Bit of an unexpected one this we know but we threw it in purely because the story of the Boston cops and FBI tracking down the terrorists responsible for the Boston marathon bombing was compelling viewing and had some really great scenes.
The Disaster Artist
We love films about the making of films (and our Deputy Editor has written untold number of hugely entertaining & published articles along those lines) but if you’ve ever endured the truly awful ‘The Room’ in fact even if you haven’t seen ‘The Room’ then this is still a must. The Disaster Artist is one of the best comedies of the year with a barn storming performance by James Franco who also directs.
Possibly a little over long but nonetheless New Zealand comedy genius Taika Waititi (Hunt for the Wilderpeople) made Thor Ragnarok one of the best superhero blockbusters of the year and with the film having made $846m to date more than its two predecessors it seems audiences agree.
Undoubtedly our favourite film of the year, writer/director Christopher Nolan surpasses himself with the story of the evacuation of Dunkirk brilliantly told across three separate strands (air, sea & land) and all driven by Hans Zimmer’s superb score as seen on a huge IMAX screen.

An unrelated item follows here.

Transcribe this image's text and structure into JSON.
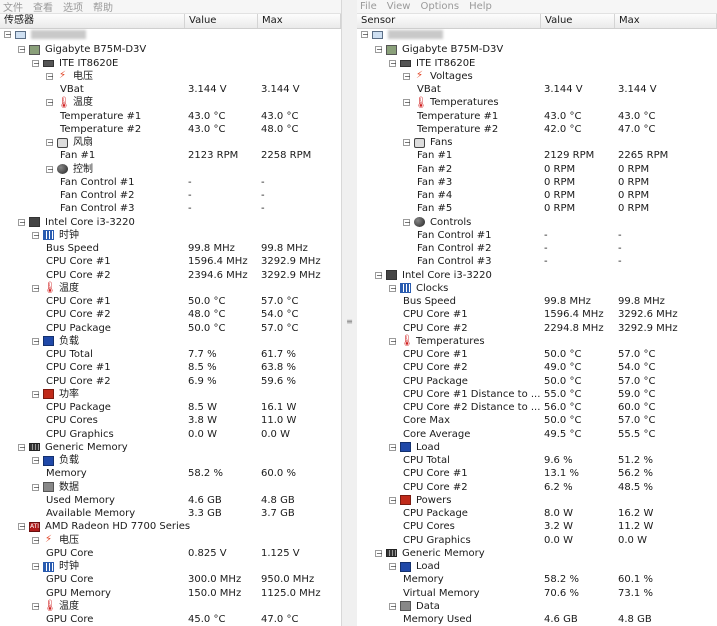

A film maker at the top of his game. Doesn’t get any better than this…..Now let’s see it rewarded with Oscars.
6 Below was the story of a mountain rescue wasn’t bad just boring featuring all the standard tropes you might expect to see in such a film.
These film adaptations of iconic TV series continue but Baywatch was woefully misjudged. Weak jokes, dull action. A rare misfire for Dwayne Johnsson.
A film about the genocidal campaign by Stalin against the Ukraine, Bitter Harvest was laughably awful featuring a cast of wavering accents and instantly disposed of characters. Released early in 2017 it made only $557,241.
King Arthur : Legend of the Sword
Guy Ritchie’s long delayed story about all those cockney geezers that King Arthur led…..yes that was news to us too. Some flashes of Ritchie’s usual distinctive style but this was too long and in places just too daft. Legend of the Sword? Legend of the Bored more like. Cost a huge $175m and didn’t even earn that back at the world wide box office.
Transformers : The Last knight
Michael Bay continues in typically bombastic style how he can take $217m and turn it into rubbish.
Opening early in the year CHiPs was an contender for the title worst film of the year and despite some tough competition it clung on as being utterly, utterly terrible. We sat watching this in a packed screening room with the other critics and no one, NO ONE, laughed once. Bad, bad BAD!!! The Californian Highway Patrol acronym would be better served as film title if the police department were called Californian Response Armed Patrol.